The development of pulmonary hypertension in infants born with a congenital
diaphragmatic hernia has a major impact on the outcome concerning the mortality
and morbidity. Although the treatment has been improving over the last years,
there are limited studies using macro- and mircocirculatory parameters in
combination with plasmabiomarkers to follow the changes in pulmonary
hypertension in these infants during therapy.

The primary objective is to determine if echocardiography in combination with
plasma biomarkers can be used as a potential predictor for pulmonary
hypertension. The secondary objectives are assessment of a potential
correlation between microcirculatory (SDF) and macrocirculatory
(echocardiography) parameters and to study the effect of medical therapy with
sildenafil and bosentan using pharmacokinetic and pharmacodynamic analysis.

Investigator initiated, single center, observational, prospective study.

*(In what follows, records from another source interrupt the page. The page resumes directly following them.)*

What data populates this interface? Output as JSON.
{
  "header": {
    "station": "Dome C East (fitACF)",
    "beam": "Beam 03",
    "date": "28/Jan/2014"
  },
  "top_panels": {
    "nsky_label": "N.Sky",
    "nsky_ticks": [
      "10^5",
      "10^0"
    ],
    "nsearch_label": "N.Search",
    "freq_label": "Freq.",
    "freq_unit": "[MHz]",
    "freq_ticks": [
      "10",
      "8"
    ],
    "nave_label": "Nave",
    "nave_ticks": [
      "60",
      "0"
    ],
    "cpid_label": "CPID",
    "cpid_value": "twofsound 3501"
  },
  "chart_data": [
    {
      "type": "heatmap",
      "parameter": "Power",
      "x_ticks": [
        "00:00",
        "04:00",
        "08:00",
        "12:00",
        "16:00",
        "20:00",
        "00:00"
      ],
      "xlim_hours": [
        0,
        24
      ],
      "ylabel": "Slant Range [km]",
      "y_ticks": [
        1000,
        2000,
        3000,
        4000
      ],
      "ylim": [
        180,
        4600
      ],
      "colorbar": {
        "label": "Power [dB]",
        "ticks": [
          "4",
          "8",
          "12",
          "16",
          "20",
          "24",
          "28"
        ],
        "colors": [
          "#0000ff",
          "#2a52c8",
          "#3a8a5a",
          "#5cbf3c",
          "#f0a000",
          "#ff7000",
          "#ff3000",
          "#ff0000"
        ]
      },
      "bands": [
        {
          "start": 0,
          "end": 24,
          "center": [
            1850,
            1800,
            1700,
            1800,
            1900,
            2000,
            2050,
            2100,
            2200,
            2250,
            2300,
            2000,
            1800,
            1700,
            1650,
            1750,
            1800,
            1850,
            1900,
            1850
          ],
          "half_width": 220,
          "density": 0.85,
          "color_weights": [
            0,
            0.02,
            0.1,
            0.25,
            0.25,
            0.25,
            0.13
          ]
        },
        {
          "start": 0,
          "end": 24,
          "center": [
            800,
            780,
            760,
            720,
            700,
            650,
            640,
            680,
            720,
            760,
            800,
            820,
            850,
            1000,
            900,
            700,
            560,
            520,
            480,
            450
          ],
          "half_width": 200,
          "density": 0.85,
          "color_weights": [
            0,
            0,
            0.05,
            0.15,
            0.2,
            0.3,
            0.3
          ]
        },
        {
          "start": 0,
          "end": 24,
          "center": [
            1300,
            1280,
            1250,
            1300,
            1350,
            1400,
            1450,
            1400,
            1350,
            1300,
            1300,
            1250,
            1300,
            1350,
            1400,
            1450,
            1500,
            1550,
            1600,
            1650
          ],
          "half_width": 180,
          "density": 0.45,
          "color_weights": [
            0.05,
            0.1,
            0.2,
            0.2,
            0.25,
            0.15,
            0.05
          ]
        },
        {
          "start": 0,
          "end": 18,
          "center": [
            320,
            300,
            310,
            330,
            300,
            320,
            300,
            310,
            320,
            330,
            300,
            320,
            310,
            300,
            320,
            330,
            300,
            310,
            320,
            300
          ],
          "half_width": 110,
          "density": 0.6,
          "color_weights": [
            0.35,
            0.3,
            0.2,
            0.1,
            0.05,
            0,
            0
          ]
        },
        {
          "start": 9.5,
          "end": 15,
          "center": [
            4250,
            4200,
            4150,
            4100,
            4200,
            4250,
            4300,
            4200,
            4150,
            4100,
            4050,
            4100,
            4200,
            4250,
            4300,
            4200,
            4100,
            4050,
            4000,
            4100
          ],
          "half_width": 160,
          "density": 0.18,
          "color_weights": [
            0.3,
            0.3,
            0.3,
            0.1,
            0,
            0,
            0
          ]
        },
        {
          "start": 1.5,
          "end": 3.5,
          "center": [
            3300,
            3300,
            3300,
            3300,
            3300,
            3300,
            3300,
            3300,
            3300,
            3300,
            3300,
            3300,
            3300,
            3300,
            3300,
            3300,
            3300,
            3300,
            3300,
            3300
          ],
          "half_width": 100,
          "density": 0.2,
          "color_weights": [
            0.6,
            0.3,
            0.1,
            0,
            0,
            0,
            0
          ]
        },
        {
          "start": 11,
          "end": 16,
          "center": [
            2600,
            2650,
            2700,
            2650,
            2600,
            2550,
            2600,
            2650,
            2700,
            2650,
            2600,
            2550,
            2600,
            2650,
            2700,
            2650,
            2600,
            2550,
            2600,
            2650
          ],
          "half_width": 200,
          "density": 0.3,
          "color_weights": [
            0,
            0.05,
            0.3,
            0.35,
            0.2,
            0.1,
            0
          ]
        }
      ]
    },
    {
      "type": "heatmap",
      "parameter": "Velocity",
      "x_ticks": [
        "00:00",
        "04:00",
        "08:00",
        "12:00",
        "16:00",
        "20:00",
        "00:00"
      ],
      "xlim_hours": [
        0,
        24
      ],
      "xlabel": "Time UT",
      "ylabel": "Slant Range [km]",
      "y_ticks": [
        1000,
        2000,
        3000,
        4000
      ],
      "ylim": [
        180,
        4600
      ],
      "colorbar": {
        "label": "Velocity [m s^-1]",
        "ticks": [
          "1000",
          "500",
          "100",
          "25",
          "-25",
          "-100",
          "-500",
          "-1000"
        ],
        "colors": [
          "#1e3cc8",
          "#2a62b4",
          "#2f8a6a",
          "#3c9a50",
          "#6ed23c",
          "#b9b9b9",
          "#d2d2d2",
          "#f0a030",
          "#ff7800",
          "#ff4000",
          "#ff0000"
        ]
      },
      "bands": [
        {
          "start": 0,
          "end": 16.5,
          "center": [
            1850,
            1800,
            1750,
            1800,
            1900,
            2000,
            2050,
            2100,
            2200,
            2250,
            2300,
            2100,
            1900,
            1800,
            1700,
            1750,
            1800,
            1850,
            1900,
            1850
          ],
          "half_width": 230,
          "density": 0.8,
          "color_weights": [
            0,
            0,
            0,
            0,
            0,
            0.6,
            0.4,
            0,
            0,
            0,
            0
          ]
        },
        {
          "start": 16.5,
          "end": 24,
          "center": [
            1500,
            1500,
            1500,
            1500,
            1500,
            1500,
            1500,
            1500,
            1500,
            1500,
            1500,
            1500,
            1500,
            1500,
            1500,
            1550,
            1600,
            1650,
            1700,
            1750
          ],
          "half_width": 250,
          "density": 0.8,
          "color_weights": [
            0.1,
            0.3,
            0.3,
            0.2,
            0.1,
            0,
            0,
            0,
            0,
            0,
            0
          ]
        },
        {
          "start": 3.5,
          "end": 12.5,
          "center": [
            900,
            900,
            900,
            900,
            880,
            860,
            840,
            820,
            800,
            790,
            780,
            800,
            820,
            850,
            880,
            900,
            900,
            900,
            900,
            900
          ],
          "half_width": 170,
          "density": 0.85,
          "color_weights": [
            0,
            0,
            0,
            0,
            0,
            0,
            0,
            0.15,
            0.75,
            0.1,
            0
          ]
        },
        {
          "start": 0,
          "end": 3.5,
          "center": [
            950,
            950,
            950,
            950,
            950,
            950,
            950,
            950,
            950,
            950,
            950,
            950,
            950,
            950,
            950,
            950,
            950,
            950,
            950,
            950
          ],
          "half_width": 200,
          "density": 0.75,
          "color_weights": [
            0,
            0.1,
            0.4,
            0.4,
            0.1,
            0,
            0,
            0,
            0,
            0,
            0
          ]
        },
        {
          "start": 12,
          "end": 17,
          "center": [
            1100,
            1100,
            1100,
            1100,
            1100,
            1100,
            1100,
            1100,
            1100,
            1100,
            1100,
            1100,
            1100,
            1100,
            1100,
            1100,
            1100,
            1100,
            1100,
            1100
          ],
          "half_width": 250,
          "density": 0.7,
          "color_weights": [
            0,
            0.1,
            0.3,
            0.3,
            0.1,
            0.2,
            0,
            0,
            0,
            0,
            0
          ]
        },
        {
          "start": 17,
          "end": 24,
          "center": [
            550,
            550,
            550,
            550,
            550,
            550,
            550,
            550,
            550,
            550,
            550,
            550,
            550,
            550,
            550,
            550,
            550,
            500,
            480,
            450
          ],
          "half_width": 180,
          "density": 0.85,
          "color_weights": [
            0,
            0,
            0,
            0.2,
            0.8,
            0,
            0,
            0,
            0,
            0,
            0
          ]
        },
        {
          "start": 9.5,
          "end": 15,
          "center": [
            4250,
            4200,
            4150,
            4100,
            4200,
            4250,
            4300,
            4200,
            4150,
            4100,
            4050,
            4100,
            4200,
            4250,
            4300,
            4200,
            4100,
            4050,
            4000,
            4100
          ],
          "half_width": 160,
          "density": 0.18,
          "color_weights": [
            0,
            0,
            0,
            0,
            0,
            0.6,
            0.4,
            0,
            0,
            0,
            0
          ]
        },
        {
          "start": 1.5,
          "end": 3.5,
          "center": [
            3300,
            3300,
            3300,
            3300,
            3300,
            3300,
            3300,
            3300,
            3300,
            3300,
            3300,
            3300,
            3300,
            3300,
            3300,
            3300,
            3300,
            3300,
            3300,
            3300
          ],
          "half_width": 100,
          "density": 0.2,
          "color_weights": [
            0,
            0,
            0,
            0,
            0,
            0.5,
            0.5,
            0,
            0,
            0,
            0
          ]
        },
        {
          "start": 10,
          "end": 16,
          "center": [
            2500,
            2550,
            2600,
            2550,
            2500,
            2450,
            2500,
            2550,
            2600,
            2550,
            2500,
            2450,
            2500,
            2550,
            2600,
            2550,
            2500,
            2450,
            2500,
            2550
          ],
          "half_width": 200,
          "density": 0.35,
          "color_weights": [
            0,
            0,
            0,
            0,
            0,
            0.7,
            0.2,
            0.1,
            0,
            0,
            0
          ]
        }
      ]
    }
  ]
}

Subjects will have no direct benefits of participating in this study. We aim to
assess the objectives using echocardiography, Sidestream Dark Field Imaging
(SDF), plasma biomarkers and as indicated drug and metabolite concentrations of
sildenafil and bosentan. No adverse events have been reported using
echocardiography and SDF. The expected burden for participants is very low, as
the study procedure (echocardiography and SDF) is non-invasive and no radiation
or other known damaging factors are involved. Total study procedure will take
maximally 30 minutes (echocardiography) and 5 minutes (SDF) for each
measurement. Standard, protocolized therapy will be monitored as this is an
observational study. Other than echocardiography, SDF, plasma biomarkers and
drug and metabolite concentrations patients will not be exposed to any
additional medical or diagnostic procedures. No medical or diagnostic
procedures will be postponed due to these measurements.